Video Analysis and Generation via a Semantic Progress Function
Gal Metzer, Sagi Polaczek, Ali Mahdavi-Amiri, Raja Giryes, Daniel Cohen-Or
TLDR
This paper introduces a Semantic Progress Function to analyze and linearize the semantic pacing of video generation models, creating smoother transitions.
Key contributions
- Introduces a Semantic Progress Function (SPF) to quantify the temporal evolution of semantic meaning in videos.
- Proposes a semantic linearization procedure that re-times videos for consistent, smooth semantic transitions.
- Provides a model-agnostic framework to identify temporal irregularities and compare pacing across video generators.

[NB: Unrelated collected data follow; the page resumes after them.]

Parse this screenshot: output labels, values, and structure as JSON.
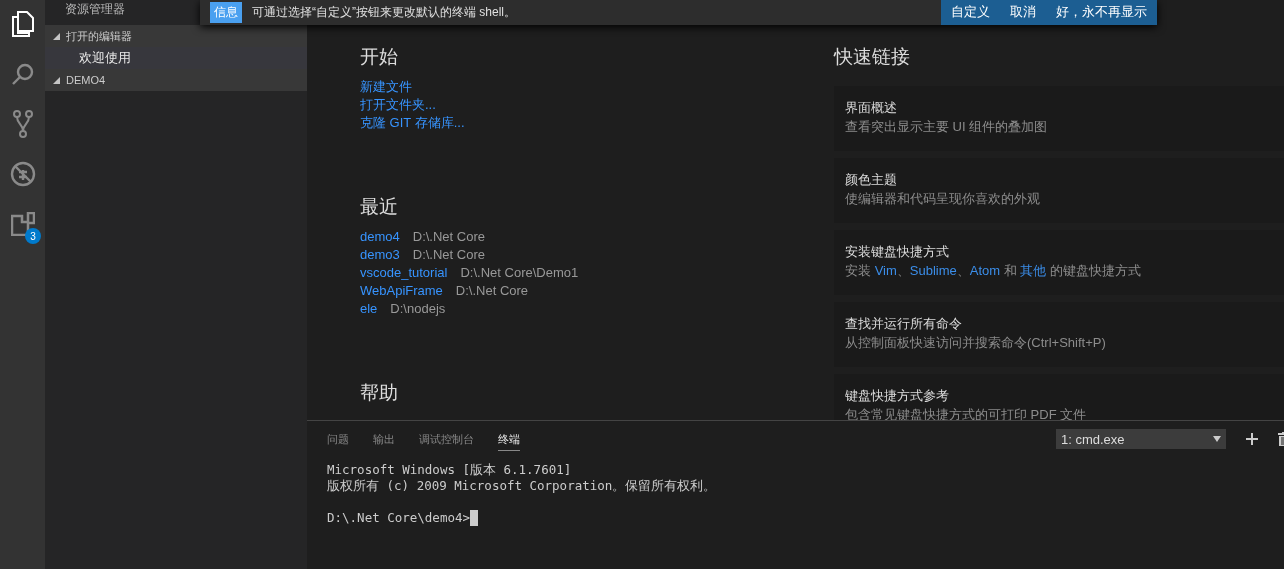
{
  "activity_bar": {
    "items": [
      {
        "kind": "files",
        "selected": true
      },
      {
        "kind": "search",
        "selected": false
      },
      {
        "kind": "git",
        "selected": false
      },
      {
        "kind": "debug",
        "selected": false
      },
      {
        "kind": "extensions",
        "selected": false,
        "badge": "3"
      }
    ]
  },
  "sidebar": {
    "title": "资源管理器",
    "sections": [
      {
        "label": "打开的编辑器",
        "expanded": true,
        "items": [
          {
            "label": "欢迎使用",
            "selected": true
          }
        ]
      },
      {
        "label": "DEMO4",
        "expanded": true
      }
    ]
  },
  "notification": {
    "badge": "信息",
    "message": "可通过选择“自定义”按钮来更改默认的终端 shell。",
    "buttons": [
      "自定义",
      "取消",
      "好，永不再显示"
    ]
  },
  "welcome": {
    "start": {
      "title": "开始",
      "links": [
        "新建文件",
        "打开文件夹...",
        "克隆 GIT 存储库..."
      ]
    },
    "recent": {
      "title": "最近",
      "items": [
        {
          "name": "demo4",
          "path": "D:\\.Net Core"
        },
        {
          "name": "demo3",
          "path": "D:\\.Net Core"
        },
        {
          "name": "vscode_tutorial",
          "path": "D:\\.Net Core\\Demo1"
        },
        {
          "name": "WebApiFrame",
          "path": "D:\\.Net Core"
        },
        {
          "name": "ele",
          "path": "D:\\nodejs"
        }
      ]
    },
    "help": {
      "title": "帮助"
    },
    "quick_links": {
      "title": "快速链接",
      "cards": [
        {
          "title": "界面概述",
          "description": [
            {
              "text": "查看突出显示主要 UI 组件的叠加图",
              "link": false
            }
          ]
        },
        {
          "title": "颜色主题",
          "description": [
            {
              "text": "使编辑器和代码呈现你喜欢的外观",
              "link": false
            }
          ]
        },
        {
          "title": "安装键盘快捷方式",
          "description": [
            {
              "text": "安装 ",
              "link": false
            },
            {
              "text": "Vim",
              "link": true
            },
            {
              "text": "、",
              "link": false
            },
            {
              "text": "Sublime",
              "link": true
            },
            {
              "text": "、",
              "link": false
            },
            {
              "text": "Atom",
              "link": true
            },
            {
              "text": " 和 ",
              "link": false
            },
            {
              "text": "其他",
              "link": true
            },
            {
              "text": " 的键盘快捷方式",
              "link": false
            }
          ]
        },
        {
          "title": "查找并运行所有命令",
          "description": [
            {
              "text": "从控制面板快速访问并搜索命令(Ctrl+Shift+P)",
              "link": false
            }
          ]
        },
        {
          "title": "键盘快捷方式参考",
          "description": [
            {
              "text": "包含常见键盘快捷方式的可打印 PDF 文件",
              "link": false
            }
          ]
        }
      ]
    }
  },
  "panel": {
    "tabs": [
      {
        "label": "问题",
        "selected": false
      },
      {
        "label": "输出",
        "selected": false
      },
      {
        "label": "调试控制台",
        "selected": false
      },
      {
        "label": "终端",
        "selected": true
      }
    ],
    "terminal_select": {
      "value": "1: cmd.exe"
    },
    "terminal_lines": [
      "Microsoft Windows [版本 6.1.7601]",
      "版权所有 (c) 2009 Microsoft Corporation。保留所有权利。"
    ],
    "terminal_prompt": "D:\\.Net Core\\demo4>"
  }
}
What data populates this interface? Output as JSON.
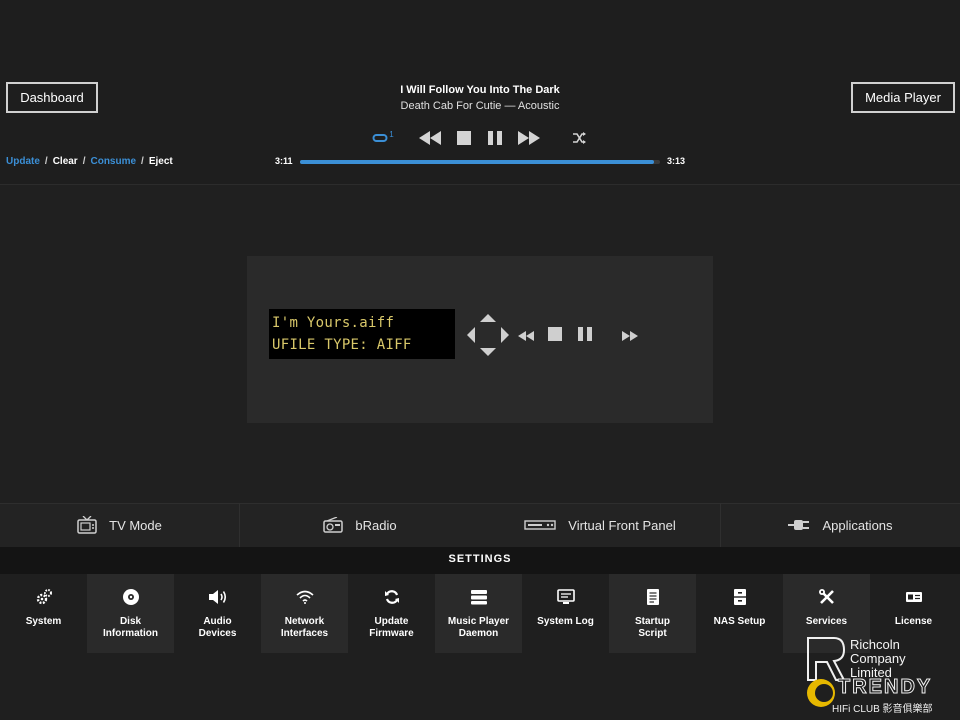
{
  "header": {
    "dashboard_label": "Dashboard",
    "media_player_label": "Media Player",
    "now_playing": {
      "title": "I Will Follow You Into The Dark",
      "subtitle": "Death Cab For Cutie — Acoustic"
    },
    "repeat_badge": "1",
    "queue_links": [
      "Update",
      "Clear",
      "Consume",
      "Eject"
    ],
    "time_elapsed": "3:11",
    "time_total": "3:13",
    "progress_fraction": 0.984,
    "accent_color": "#3b8fd6"
  },
  "front_panel": {
    "lcd_line1": "I'm Yours.aiff",
    "lcd_line2": "UFILE TYPE: AIFF",
    "lcd_color": "#d9c86a"
  },
  "modes": [
    {
      "label": "TV Mode",
      "icon": "tv-icon"
    },
    {
      "label": "bRadio",
      "icon": "radio-icon"
    },
    {
      "label": "Virtual Front Panel",
      "icon": "front-panel-icon"
    },
    {
      "label": "Applications",
      "icon": "plug-icon"
    }
  ],
  "settings": {
    "title": "SETTINGS",
    "tiles": [
      {
        "label": "System",
        "icon": "gears-icon"
      },
      {
        "label": "Disk\nInformation",
        "icon": "disc-icon"
      },
      {
        "label": "Audio\nDevices",
        "icon": "speaker-icon"
      },
      {
        "label": "Network\nInterfaces",
        "icon": "wifi-icon"
      },
      {
        "label": "Update\nFirmware",
        "icon": "refresh-icon"
      },
      {
        "label": "Music Player\nDaemon",
        "icon": "stack-icon"
      },
      {
        "label": "System Log",
        "icon": "monitor-icon"
      },
      {
        "label": "Startup\nScript",
        "icon": "script-icon"
      },
      {
        "label": "NAS Setup",
        "icon": "cabinet-icon"
      },
      {
        "label": "Services",
        "icon": "tools-icon"
      },
      {
        "label": "License",
        "icon": "id-card-icon"
      }
    ]
  },
  "watermark": {
    "lines": [
      "Richcoln",
      "Company",
      "Limited"
    ],
    "brand": "TRENDY",
    "club": "HIFi CLUB 影音俱樂部"
  }
}
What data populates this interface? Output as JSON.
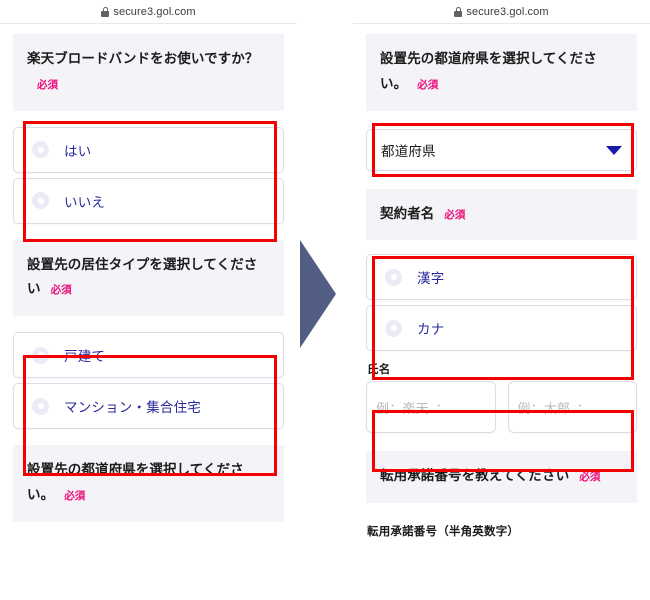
{
  "browser": {
    "url": "secure3.gol.com",
    "lock_icon": "lock-icon"
  },
  "left_panel": {
    "sections": [
      {
        "question": "楽天ブロードバンドをお使いですか？",
        "required_badge": "必須",
        "options": [
          {
            "label": "はい"
          },
          {
            "label": "いいえ"
          }
        ]
      },
      {
        "question": "設置先の居住タイプを選択してください",
        "required_badge": "必須",
        "options": [
          {
            "label": "戸建て"
          },
          {
            "label": "マンション・集合住宅"
          }
        ]
      },
      {
        "question": "設置先の都道府県を選択してください。",
        "required_badge": "必須"
      }
    ]
  },
  "right_panel": {
    "prefecture_section": {
      "question": "設置先の都道府県を選択してください。",
      "required_badge": "必須",
      "select_value": "都道府県",
      "caret_icon": "chevron-down-icon"
    },
    "contractor_section": {
      "question": "契約者名",
      "required_badge": "必須",
      "options": [
        {
          "label": "漢字"
        },
        {
          "label": "カナ"
        }
      ]
    },
    "name_section": {
      "label": "氏名",
      "last_name_placeholder": "例：楽天、：",
      "first_name_placeholder": "例：太郎、："
    },
    "transfer_section": {
      "question": "転用承諾番号を教えてください",
      "required_badge": "必須",
      "field_label": "転用承諾番号（半角英数字）"
    }
  },
  "annotations": {
    "arrow_color": "#515d82",
    "highlight_color": "#f50000"
  }
}
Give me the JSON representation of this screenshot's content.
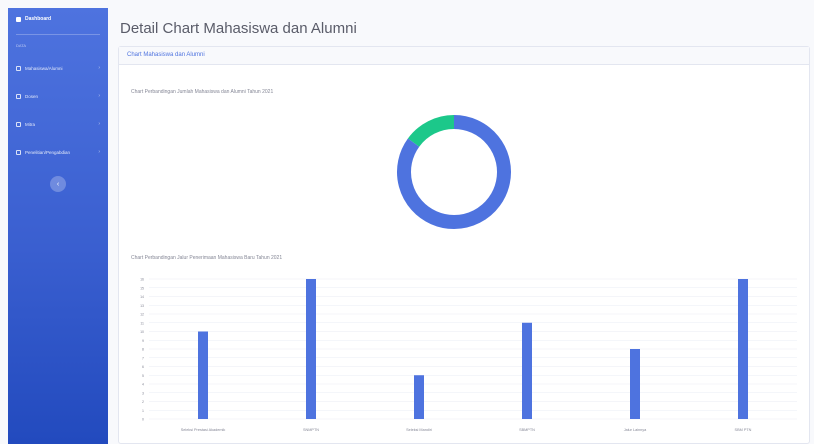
{
  "sidebar": {
    "brand": "Dashboard",
    "heading": "Data",
    "items": [
      {
        "label": "Mahasiswa/Alumni",
        "icon": "users-icon"
      },
      {
        "label": "Dosen",
        "icon": "chalkboard-icon"
      },
      {
        "label": "Mitra",
        "icon": "handshake-icon"
      },
      {
        "label": "Penelitian/Pengabdian",
        "icon": "book-icon"
      }
    ],
    "toggle": "‹"
  },
  "page_title": "Detail Chart Mahasiswa dan Alumni",
  "card": {
    "header": "Chart Mahasiswa dan Alumni"
  },
  "chart_data": [
    {
      "type": "pie",
      "title": "Chart Perbandingan Jumlah Mahasiswa dan Alumni Tahun 2021",
      "values": [
        85,
        15
      ],
      "colors": [
        "#4e73df",
        "#1cc88a"
      ]
    },
    {
      "type": "bar",
      "title": "Chart Perbandingan Jalur Penerimaan Mahasiswa Baru Tahun 2021",
      "categories": [
        "Seleksi Prestasi Akademik",
        "SNMPTN",
        "Seleksi Mandiri",
        "SBMPTN",
        "Jalur Lainnya",
        "SBM PTN"
      ],
      "values": [
        10,
        16,
        5,
        11,
        8,
        16
      ],
      "ylim": [
        0,
        16
      ],
      "yticks": [
        0,
        1,
        2,
        3,
        4,
        5,
        6,
        7,
        8,
        9,
        10,
        11,
        12,
        13,
        14,
        15,
        16
      ],
      "color": "#4e73df",
      "grid": true
    }
  ]
}
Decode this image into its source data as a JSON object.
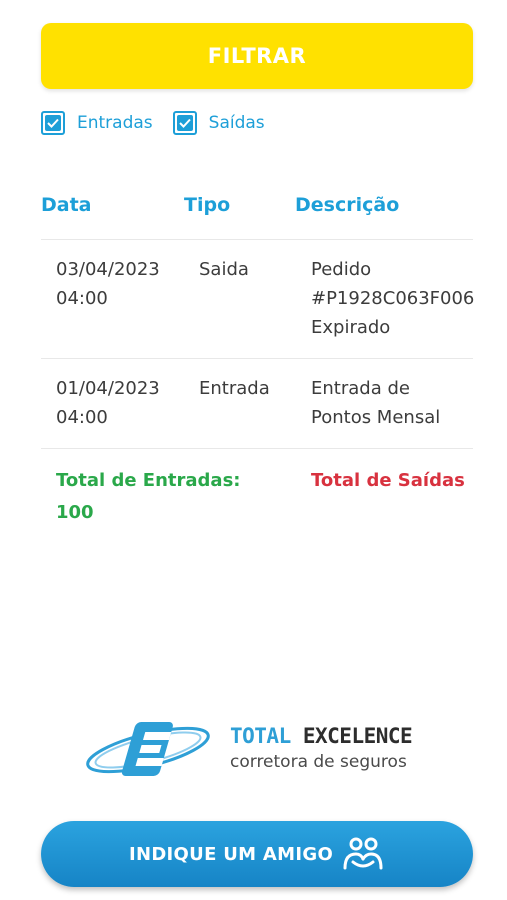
{
  "filter": {
    "label": "FILTRAR"
  },
  "checks": [
    {
      "label": "Entradas",
      "checked": true
    },
    {
      "label": "Saídas",
      "checked": true
    }
  ],
  "table": {
    "headers": [
      "Data",
      "Tipo",
      "Descrição"
    ],
    "rows": [
      {
        "date": "03/04/2023",
        "time": "04:00",
        "type": "Saida",
        "desc": [
          "Pedido",
          "#P1928C063F006",
          "Expirado"
        ]
      },
      {
        "date": "01/04/2023",
        "time": "04:00",
        "type": "Entrada",
        "desc": [
          "Entrada de",
          "Pontos Mensal"
        ]
      }
    ]
  },
  "totals": {
    "in_label": "Total de Entradas:",
    "in_value": "100",
    "out_label": "Total de Saídas"
  },
  "logo": {
    "title_accent": "TOTAL",
    "title_rest": "EXCELENCE",
    "subtitle": "corretora de seguros"
  },
  "indique": {
    "label": "INDIQUE UM AMIGO",
    "icon": "people-icon"
  },
  "colors": {
    "filter_bg": "#ffe100",
    "accent_blue": "#1d9fd8",
    "total_in": "#2aa84a",
    "total_out": "#d8323f"
  }
}
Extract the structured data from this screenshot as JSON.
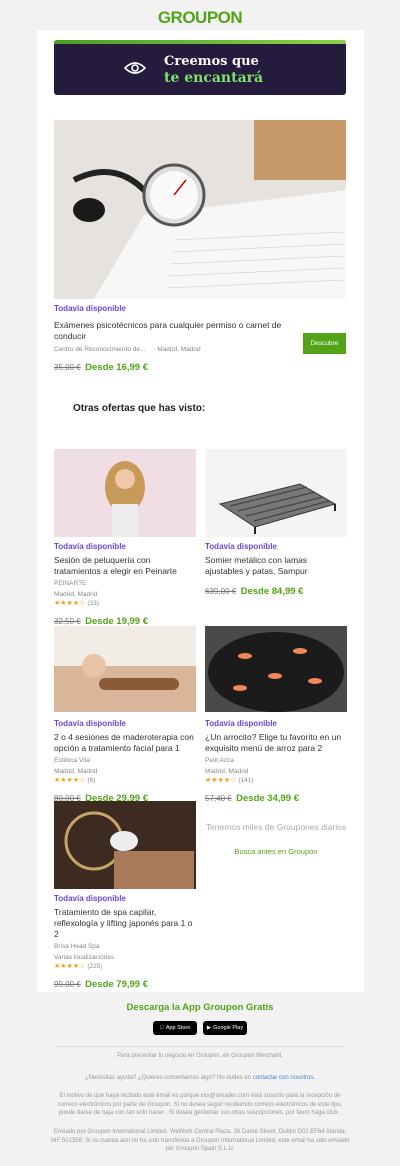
{
  "brand": {
    "logo_text": "GROUPON",
    "accent": "#53a318",
    "available_color": "#6a46d6",
    "hero_bg": "#241b3d"
  },
  "hero": {
    "line1": "Creemos que",
    "line2": "te encantará",
    "icon": "eye-icon"
  },
  "featured": {
    "available": "Todavía disponible",
    "title": "Exámenes psicotécnicos para cualquier permiso o carnet de conducir",
    "merchant": "Centro de Reconocimiento de...",
    "location": "Madrid, Madrid",
    "old_price": "35,00 €",
    "new_price": "Desde 16,99 €",
    "button": "Descubre"
  },
  "section_title": "Otras ofertas que has visto:",
  "deals": [
    {
      "available": "Todavía disponible",
      "title": "Sesión de peluquería con tratamientos a elegir en Peinarte",
      "merchant": "PEINARTE",
      "location": "Madrid, Madrid",
      "stars": "★★★★☆",
      "rating_value": 4.5,
      "reviews": "(33)",
      "old_price": "32,50 €",
      "new_price": "Desde 19,99 €"
    },
    {
      "available": "Todavía disponible",
      "title": "Somier metálico con lamas ajustables y patas, Sampur",
      "merchant": "",
      "location": "",
      "stars": "",
      "reviews": "",
      "old_price": "639,00 €",
      "new_price": "Desde 84,99 €"
    },
    {
      "available": "Todavía disponible",
      "title": "2 o 4 sesiones de maderoterapia con opción a tratamiento facial para 1",
      "merchant": "Estética Vita",
      "location": "Madrid, Madrid",
      "stars": "★★★★☆",
      "rating_value": 4,
      "reviews": "(6)",
      "old_price": "80,00 €",
      "new_price": "Desde 29,99 €"
    },
    {
      "available": "Todavía disponible",
      "title": "¿Un arrocito? Elige tu favorito en un exquisito menú de arroz para 2",
      "merchant": "Petit Azca",
      "location": "Madrid, Madrid",
      "stars": "★★★★☆",
      "rating_value": 4.5,
      "reviews": "(141)",
      "old_price": "57,40 €",
      "new_price": "Desde 34,99 €"
    },
    {
      "available": "Todavía disponible",
      "title": "Tratamiento de spa capilar, reflexología y lifting japonés para 1 o 2",
      "merchant": "Brisa Head Spa",
      "location": "Varias localizaciones",
      "stars": "★★★★☆",
      "rating_value": 4,
      "reviews": "(225)",
      "old_price": "99,00 €",
      "new_price": "Desde 79,99 €"
    }
  ],
  "promo": {
    "text": "Tenemos miles de Groupones diarios",
    "link": "Busca antes en Groupon"
  },
  "app": {
    "heading": "Descarga la App Groupon Gratis",
    "appstore_small": "Download on the",
    "appstore": "App Store",
    "googleplay_small": "GET IT ON",
    "googleplay": "Google Play"
  },
  "footer": {
    "merchant": "Para presentar tu negocio en Groupon, en Groupon Merchant.",
    "help": "¿Necesitas ayuda? ¿Quieres comentarnos algo? No dudes en",
    "help_link": "contactar con nosotros.",
    "reason": "El motivo de que haya recibido este email es porque xxx@ureader.com está suscrito para la recepción de correos electrónicos por parte de Groupon. Si no desea seguir recibiendo correos electrónicos de este tipo, puede darse de baja con tan solo hacer . Si desea gestionar sus otras suscripciones, por favor haga click .",
    "legal": "Enviado por Groupon International Limited, WeWork Central Plaza, 36 Dame Street, Dublin D02 EF64 Irlanda, NIF:501358. Si su cuenta aún no ha sido transferida a Groupon International Limited, este email ha sido enviado por Groupon Spain S.L.U."
  }
}
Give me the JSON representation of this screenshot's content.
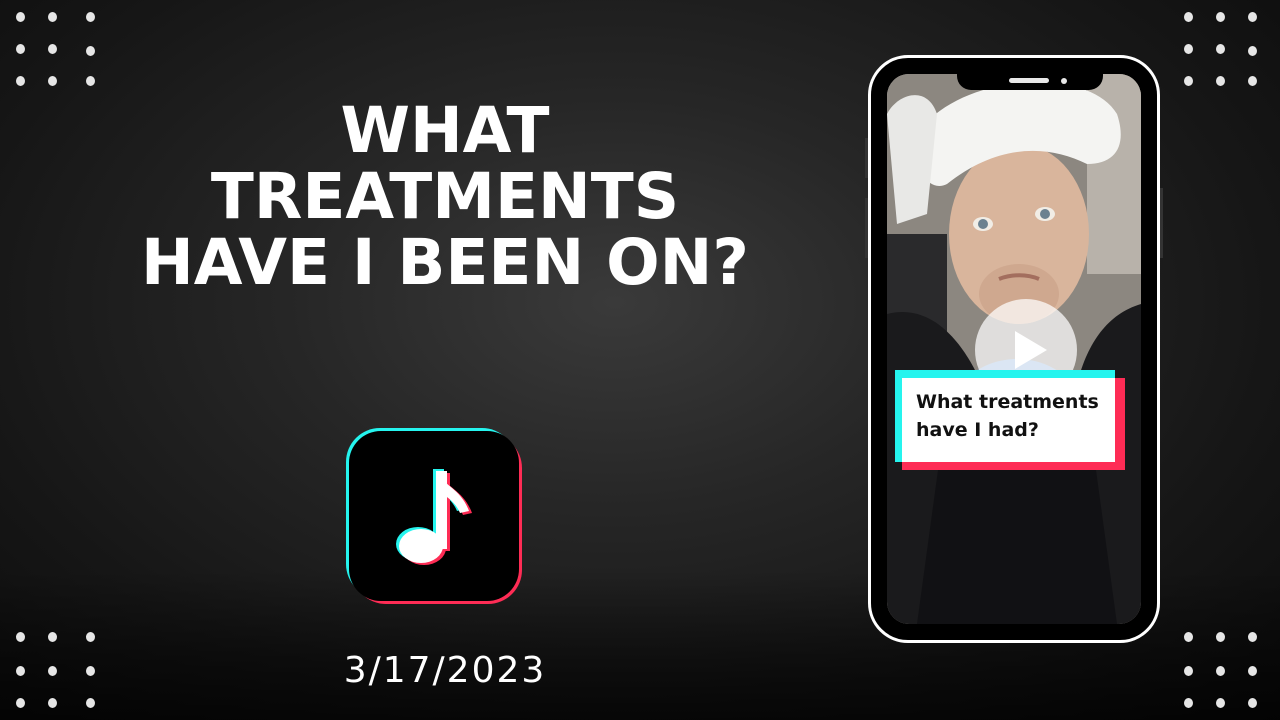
{
  "headline": {
    "line1": "WHAT",
    "line2": "TREATMENTS",
    "line3": "HAVE I BEEN ON?"
  },
  "date": "3/17/2023",
  "logo": {
    "icon": "music-note-icon",
    "colors": {
      "cyan": "#25f4ee",
      "red": "#fe2c55",
      "black": "#000000"
    }
  },
  "phone": {
    "video_caption": {
      "line1": "What treatments",
      "line2": "have I had?"
    },
    "play_icon": "play-icon"
  },
  "colors": {
    "background": "#1e1e1e",
    "text": "#ffffff"
  }
}
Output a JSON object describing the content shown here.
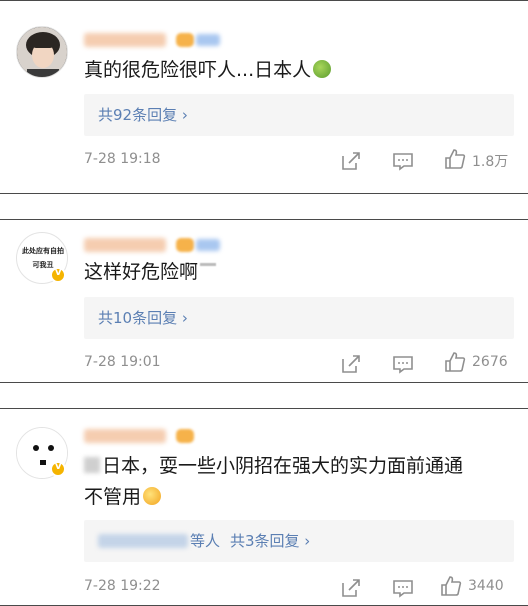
{
  "comments": [
    {
      "text": "真的很危险很吓人...日本人",
      "reply_link": "共92条回复 ›",
      "timestamp": "7-28 19:18",
      "like_count": "1.8万",
      "avatar_text": []
    },
    {
      "text": "这样好危险啊",
      "reply_link": "共10条回复 ›",
      "timestamp": "7-28 19:01",
      "like_count": "2676",
      "avatar_text": [
        "此处应有自拍",
        "可我丑"
      ]
    },
    {
      "text_line1": "日本，耍一些小阴招在强大的实力面前通通",
      "text_line2": "不管用",
      "reply_prefix": "等人",
      "reply_link": "共3条回复 ›",
      "timestamp": "7-28 19:22",
      "like_count": "3440"
    }
  ],
  "icons": {
    "share": "share-icon",
    "comment": "comment-icon",
    "like": "thumbs-up-icon"
  },
  "colors": {
    "link": "#5b7fb3",
    "meta": "#8f8f8f",
    "divider": "#4a4a4a",
    "reply_bg": "#f5f5f5"
  }
}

- Enables steering of video sequences (generated or real) towards desired semantic pacing.
Why it matters
Current video generation often suffers from abrupt semantic changes. This paper offers a novel method to analyze and correct this, leading to more coherent and natural video outputs. It also provides a versatile tool for comparing and controlling semantic flow in various video applications.
Original Abstract
Transformations produced by image and video generation models often evolve in a highly non-linear manner: long stretches where the content barely changes are followed by sudden, abrupt semantic jumps. To analyze and correct this behavior, we introduce a Semantic Progress Function, a one-dimensional representation that captures how the meaning of a given sequence evolves over time. For each frame, we compute distances between semantic embeddings and fit a smooth curve that reflects the cumulative semantic shift across the sequence. Departures of this curve from a straight line reveal uneven semantic pacing. Building on this insight, we propose a semantic linearization procedure that reparameterizes (or retimes) the sequence so that semantic change unfolds at a constant rate, yielding smoother and more coherent transitions. Beyond linearization, our framework provides a model-agnostic foundation for identifying temporal irregularities, comparing semantic pacing across different generators, and steering both generated and real-world video sequences toward arbitrary target pacing.